Writing sensibly and repeating words

By Les



Town and Country station wagon driven into town by the out-of-towners from another town.

Town and Country station wagon driven into town by the out-of-towners from another town.

I actually wrote a small paragraph that said (I’m paraphrasing here), ‘…this town won’t support it…but there’s a new business coming to town…that will bring out-of-towners…’ Damn. It sounded good the first five times I read it.

Okay, time to pull my head out. I must have read this small excerpt half a dozen times before it caught my eye. I’m sure an editor or agent would have read that, rolled his or her eyes and put the manuscript back into the S.A.S.E. I might as well have put the out-of-towners in a Town and Country station wagon. Or called them the out-of-towners from another town out of town.
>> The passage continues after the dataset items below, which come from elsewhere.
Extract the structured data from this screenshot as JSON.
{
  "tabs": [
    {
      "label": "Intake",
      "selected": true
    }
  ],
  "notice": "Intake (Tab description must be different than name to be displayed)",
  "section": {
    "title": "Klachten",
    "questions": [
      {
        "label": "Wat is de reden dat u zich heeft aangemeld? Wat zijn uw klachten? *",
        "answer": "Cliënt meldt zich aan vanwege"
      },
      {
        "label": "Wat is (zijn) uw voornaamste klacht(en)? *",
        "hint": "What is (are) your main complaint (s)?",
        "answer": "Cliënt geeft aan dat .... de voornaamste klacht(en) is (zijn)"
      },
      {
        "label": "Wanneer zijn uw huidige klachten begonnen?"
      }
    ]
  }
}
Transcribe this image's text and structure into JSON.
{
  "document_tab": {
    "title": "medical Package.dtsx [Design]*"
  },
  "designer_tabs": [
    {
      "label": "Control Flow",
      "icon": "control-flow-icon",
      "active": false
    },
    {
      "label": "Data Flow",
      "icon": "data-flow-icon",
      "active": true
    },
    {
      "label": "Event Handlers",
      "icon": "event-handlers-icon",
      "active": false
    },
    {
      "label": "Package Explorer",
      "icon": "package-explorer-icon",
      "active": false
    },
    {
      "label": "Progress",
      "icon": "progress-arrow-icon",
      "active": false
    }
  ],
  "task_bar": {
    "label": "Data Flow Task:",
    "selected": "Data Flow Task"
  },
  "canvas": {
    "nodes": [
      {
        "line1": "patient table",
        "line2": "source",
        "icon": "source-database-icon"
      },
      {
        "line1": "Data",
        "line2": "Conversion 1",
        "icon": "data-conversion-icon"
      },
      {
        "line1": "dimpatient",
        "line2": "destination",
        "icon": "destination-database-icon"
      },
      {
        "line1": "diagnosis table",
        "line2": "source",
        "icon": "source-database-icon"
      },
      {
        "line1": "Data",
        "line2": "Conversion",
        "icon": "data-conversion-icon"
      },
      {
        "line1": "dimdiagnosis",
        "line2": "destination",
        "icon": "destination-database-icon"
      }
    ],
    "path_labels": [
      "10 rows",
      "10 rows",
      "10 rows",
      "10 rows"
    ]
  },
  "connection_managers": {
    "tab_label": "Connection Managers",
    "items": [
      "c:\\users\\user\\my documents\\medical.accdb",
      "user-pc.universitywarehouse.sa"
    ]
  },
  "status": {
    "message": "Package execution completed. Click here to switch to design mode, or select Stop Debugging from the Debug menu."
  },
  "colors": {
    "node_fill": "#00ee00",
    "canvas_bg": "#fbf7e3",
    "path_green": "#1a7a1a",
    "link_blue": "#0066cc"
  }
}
That oversight makes me realize no matter how highly I consider my own grammatical skills, even I, the boy genius, am not infallible. The paragraph was grammatically okay; I just hated the way the words repeated. The millions of fans who read the book wouldn’t have liked it either. I sometimes tend to overuse words or phrases I like. Not that I like the word ‘town’ all that much. I’m just glad I caught that before we proudly sent it off to its first round of rejections. Obviously, it’s better to catch mistakes now. No doubt there will be plenty we don’t catch.

Guess I better make a new rule for myself:

Be critical when you proofread. Do it with a critical eye. Don’t repeat critical words, or even non-critical words, when they’re in close, critical proximity to each other. Or something like that.